Simeoni: sugli Lsu la Regione ha le idee confuse

Antonella Aldrighetti

Uno schiocco di dita ed ecco che la questione occupazionale dei lavoratori socialmente utili, circa 4mila secondo le stime regionali, sarebbe risolta. Sarebbe, appunto. Perché a monte della proposta di delibera per sanare le posizioni di precariato, promossa dall’assessore alle Politiche del lavoro Alessandra Tibaldi, che tra qualche giorno approderà in giunta per l’approvazione, emergerebbero parecchie incongruenze in merito all’applicabilità del provvedimento.
A sentire la Tibaldi si riuscirebbero a collocare gli Lsu applicando la riserva del 40 per cento prevista dal Programma operativo regionale, per favorire così l’assunzione diretta presso le Asl e gli enti dipendenti o collegati alla regione.
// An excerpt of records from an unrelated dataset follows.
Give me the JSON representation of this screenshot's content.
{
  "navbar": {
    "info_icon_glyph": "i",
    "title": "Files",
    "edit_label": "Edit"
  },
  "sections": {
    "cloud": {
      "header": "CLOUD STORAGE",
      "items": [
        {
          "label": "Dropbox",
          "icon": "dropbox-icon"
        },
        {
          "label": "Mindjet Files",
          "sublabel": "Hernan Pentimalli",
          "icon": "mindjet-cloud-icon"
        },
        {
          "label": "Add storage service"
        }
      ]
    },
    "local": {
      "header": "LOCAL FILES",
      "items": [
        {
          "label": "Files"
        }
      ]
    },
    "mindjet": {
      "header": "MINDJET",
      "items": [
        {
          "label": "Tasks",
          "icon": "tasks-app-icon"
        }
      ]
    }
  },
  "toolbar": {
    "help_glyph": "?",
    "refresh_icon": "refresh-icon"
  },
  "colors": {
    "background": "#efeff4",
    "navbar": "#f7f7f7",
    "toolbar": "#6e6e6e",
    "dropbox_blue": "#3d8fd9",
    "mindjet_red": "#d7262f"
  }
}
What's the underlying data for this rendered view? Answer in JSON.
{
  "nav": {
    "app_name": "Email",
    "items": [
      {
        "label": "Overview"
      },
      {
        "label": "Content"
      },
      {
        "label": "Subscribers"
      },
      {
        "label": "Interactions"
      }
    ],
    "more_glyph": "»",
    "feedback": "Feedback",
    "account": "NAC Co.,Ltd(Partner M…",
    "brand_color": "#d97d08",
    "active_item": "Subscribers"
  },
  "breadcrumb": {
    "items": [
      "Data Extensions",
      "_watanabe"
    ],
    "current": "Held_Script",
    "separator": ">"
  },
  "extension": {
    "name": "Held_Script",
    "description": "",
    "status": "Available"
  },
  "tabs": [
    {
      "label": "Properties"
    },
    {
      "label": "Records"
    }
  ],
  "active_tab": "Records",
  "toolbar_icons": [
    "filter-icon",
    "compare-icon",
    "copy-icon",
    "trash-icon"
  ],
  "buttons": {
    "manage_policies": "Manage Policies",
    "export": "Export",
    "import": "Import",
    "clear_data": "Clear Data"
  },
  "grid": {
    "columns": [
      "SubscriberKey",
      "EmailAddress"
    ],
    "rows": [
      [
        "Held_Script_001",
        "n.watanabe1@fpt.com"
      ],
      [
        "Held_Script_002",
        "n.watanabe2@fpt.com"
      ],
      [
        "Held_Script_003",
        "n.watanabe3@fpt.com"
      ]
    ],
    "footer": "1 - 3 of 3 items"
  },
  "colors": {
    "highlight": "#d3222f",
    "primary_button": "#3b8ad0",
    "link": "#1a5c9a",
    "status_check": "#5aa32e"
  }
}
In questo modo sarebbe l’ente locale ad accollarsi una parte degli oneri finanziari da versare per gli stipendi. E, come si legge nel provvedimento per le misure di stabilizzazione, «l’incentivo economico regionale all’assunzione è riconosciuto in 12mila euro».
Facile a dirsi, difficile ad attuarsi. Ma perché un’iniziativa tanto meritevole che permetterebbe l’abbattimento di una quota di precariato standardizzato sarebbe troppo ardita? «La materia delle politiche attive del lavoro è estremamente complessa e articolata e richiede, pertanto, dei tempi di apprendimento piuttosto lunghi - specifica Giorgio Simeoni (Fi), ex assessore alla Formazione e lavoro nella giunta Storace -. Mi sembra invece che Alessandra Tibaldi sia un po’ confusa rispetto alle modalità di funzionamento della riserva dei posti a favore degli Lsu e del rapporto giuridico-istituzionale che intercorre tra la Regione e gli enti che dovrebbero utilizzarli. I lavoratori dovrebbero prima accostarsi a corsi di formazione, in relazione ai profili professionali richiesti e solo dopo potrebbero essere reinseriti. Non è detto che le necessità delle aziende vadano proprio in questa direzione».
Quanto alla quota d’inserimento, la cosiddetta riserva del 40 per cento menzionata in delibera, per invogliare le aziende sanitarie e gli enti pubblici all’assunzione, Simeoni aggiunge: «Quella normativa è scaduta da un pezzo, mentre per quanto ci era stato concesso in precedenza dal governo, è stato già formalmente applicato». Dall’accordo che l’ex giunta di centrodestra aveva siglato con il ministero del Lavoro è scaturito l’abbattimento del precariato (ereditato dalla giunta Badaloni già nel 2000) dalle 12.500 unità a quelle attuali. Che a sentire l’esponente di Forza Italia sarebbero poco più di 3mila. Queste ultime risorse erano state peraltro già destinate ad assicurare lo start up di società per azioni, quali Valle dell’Aniene servizi e Frosinone Multiservizi, ed altre tra Viterbo e Colleferro. Per le quali è già stata avviata la relativa procedura di costituzione. Curioso ad ammettersi, ma la critica che l’ex assessore di Francesco Storace fa all’odierna neo-titolare del Lavoro regionale suona come un invito, piuttosto puntuale, a non infondere in quanti attendono fiduciosi un inserimento occupazionale definitivo l’illusione di una stabilizzazione. «Perché, in pratica, leggendo la bozza di delibera si scorge che starà alla società Proteo definire le pre-selezioni degli Lsu idonei per l’ingaggio, ma solo quando verrà presentata una richiesta formale da parte degli enti collegati alla regione, mentre - precisa Simeoni - non si evince e non si può evincere l’imposizione ad assumere personale e pure di regolarizzarlo.

La regione può solo promuovere un progetto non imporlo: se un’azienda ha necessità di tecnici specializzati non può assumere generici».
A questo punto ci dovremmo attendere solo che un provvedimento siffatto passi dall’essere puramente demagogico a effettivamente realizzabile. Leggi vigenti alla mano.